И короткопалой рукой указал в сторону одной из бытовок, внешне ничем не отличавшейся от двух других, разве что чуток побольше. Не пожелал познакомиться, поц… И ладно.
Серж поднялся по железной лесенке и, натянув налицо маску совершеннейшей уже, каменной невозмутимости (как у Клинта Иствуда в «Непрощенном»), постучал в дверцу.
— Да!
— Я сюда из фирмы. Зачислен охранником к вам. Безверхий моя фамилия.
— Секундочку! — Парень за столом, тоже с короткой стрижкой, пододвинул к себе телефон. Пока он, соединившись с начальством, короткими точными фразами обрисовывал ситуацию, Серж успел быстро оглядеться (не на что было и смотреть: «уют ротной канцелярии», как сказал бы на его месте Петька-кандагарец) и задуматься, почему минимальная стрижка сидящего за столом не вызывает у него иронического отношения, хоть и у этого голова такая же голая и смешная, как у того амбала, во дворе. От уважения к каждому начальнику, являющему тебе лик свой, он давно, слава Богу, избавился — значит, есть нечто в самом парне, что не позволяет даже про себя похихикать над добровольной лысиной, оправданной лишь с одной точки зрения: блохи заведутся на ней позже, чем в волосах нормальной длины…

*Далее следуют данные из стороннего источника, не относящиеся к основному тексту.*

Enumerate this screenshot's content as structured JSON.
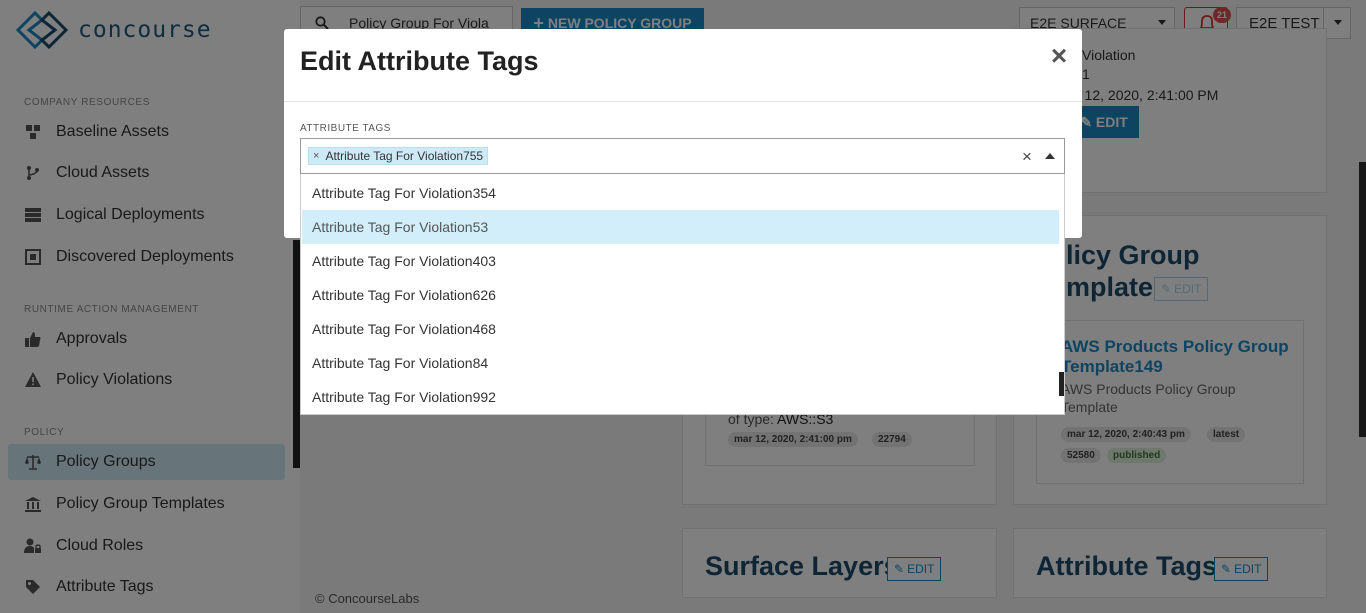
{
  "brand": {
    "name": "concourse"
  },
  "sidebar": {
    "sections": [
      {
        "label": "COMPANY RESOURCES"
      },
      {
        "label": "RUNTIME ACTION MANAGEMENT"
      },
      {
        "label": "POLICY"
      }
    ],
    "items": [
      {
        "label": "Baseline Assets",
        "icon": "cubes-icon"
      },
      {
        "label": "Cloud Assets",
        "icon": "branch-icon"
      },
      {
        "label": "Logical Deployments",
        "icon": "server-icon"
      },
      {
        "label": "Discovered Deployments",
        "icon": "scan-icon"
      },
      {
        "label": "Approvals",
        "icon": "thumbs-up-icon"
      },
      {
        "label": "Policy Violations",
        "icon": "warning-icon"
      },
      {
        "label": "Policy Groups",
        "icon": "balance-scale-icon",
        "active": true
      },
      {
        "label": "Policy Group Templates",
        "icon": "institution-icon"
      },
      {
        "label": "Cloud Roles",
        "icon": "user-lock-icon"
      },
      {
        "label": "Attribute Tags",
        "icon": "tag-icon"
      }
    ]
  },
  "topbar": {
    "search_value": "Policy Group For Viola",
    "new_button": "NEW POLICY GROUP",
    "surface_select": "E2E SURFACE",
    "notification_count": "21",
    "user_select": "E2E TEST"
  },
  "background": {
    "violation_text": "Violation",
    "violation_num": "1",
    "violation_date": "r 12, 2020, 2:41:00 PM",
    "edit_label": "EDIT",
    "template_card_title_1": "licy Group",
    "template_card_title_2": "mplate",
    "template_link_1": "AWS Products Policy Group",
    "template_link_2": "Template149",
    "template_desc_1": "AWS Products Policy Group",
    "template_desc_2": "Template",
    "template_tags": [
      "mar 12, 2020, 2:40:43 pm",
      "latest",
      "52580",
      "published"
    ],
    "left_card_type_prefix": "of type: ",
    "left_card_type": "AWS::S3",
    "left_card_tags": [
      "mar 12, 2020, 2:41:00 pm",
      "22794"
    ],
    "surface_layers_title": "Surface Layers",
    "attribute_tags_title": "Attribute Tags",
    "footer": "© ConcourseLabs"
  },
  "modal": {
    "title": "Edit Attribute Tags",
    "close_glyph": "×",
    "field_label": "ATTRIBUTE TAGS",
    "selected_tag": "Attribute Tag For Violation755",
    "chip_remove": "×",
    "clear_glyph": "×",
    "options": [
      "Attribute Tag For Violation354",
      "Attribute Tag For Violation53",
      "Attribute Tag For Violation403",
      "Attribute Tag For Violation626",
      "Attribute Tag For Violation468",
      "Attribute Tag For Violation84",
      "Attribute Tag For Violation992"
    ],
    "highlighted_index": 1
  },
  "colors": {
    "accent": "#1a89c5",
    "title_navy": "#1d4a6b",
    "active_nav": "#cfe8f5",
    "highlight_option": "#d2eefb",
    "badge_red": "#d9534f"
  }
}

— Да, все верно. Безверхий Сергей Николаевич, значит?
— Можно Сергей. Или… — попытался остановиться, однако, внезапно подчинившись внутреннему порыву, выпалил-таки Безверхий, —..ласков, привязчив, откликается также на кличку Серж.
— Коротков Роман, для друзей — Ромка. — Парень за столом без задержки и крепко пожал протянутую руку. — Старшим смены тут. Да ты садись, в ногах правды нет.
Роман Молотков… нет, не Молотков, кажется — а какая разница? Симпатия к нему почти исчезла у Сержа, когда тот объявил себя начальником, и Серж решил про себя, что называть его будет Ромкой, и только так — не выйдет в глаза, значит, про себя… Отчего это он все сидит? Был у Сержа когда-то начальничек, тот при первом знакомстве тоже не вставал. Потом оказалось, что майор весьма коротконог, а вот за столом восседая, смотрелся вполне прилично, заматеревшим таким атлетом… Этот Ромка, он что, в гляделки играет?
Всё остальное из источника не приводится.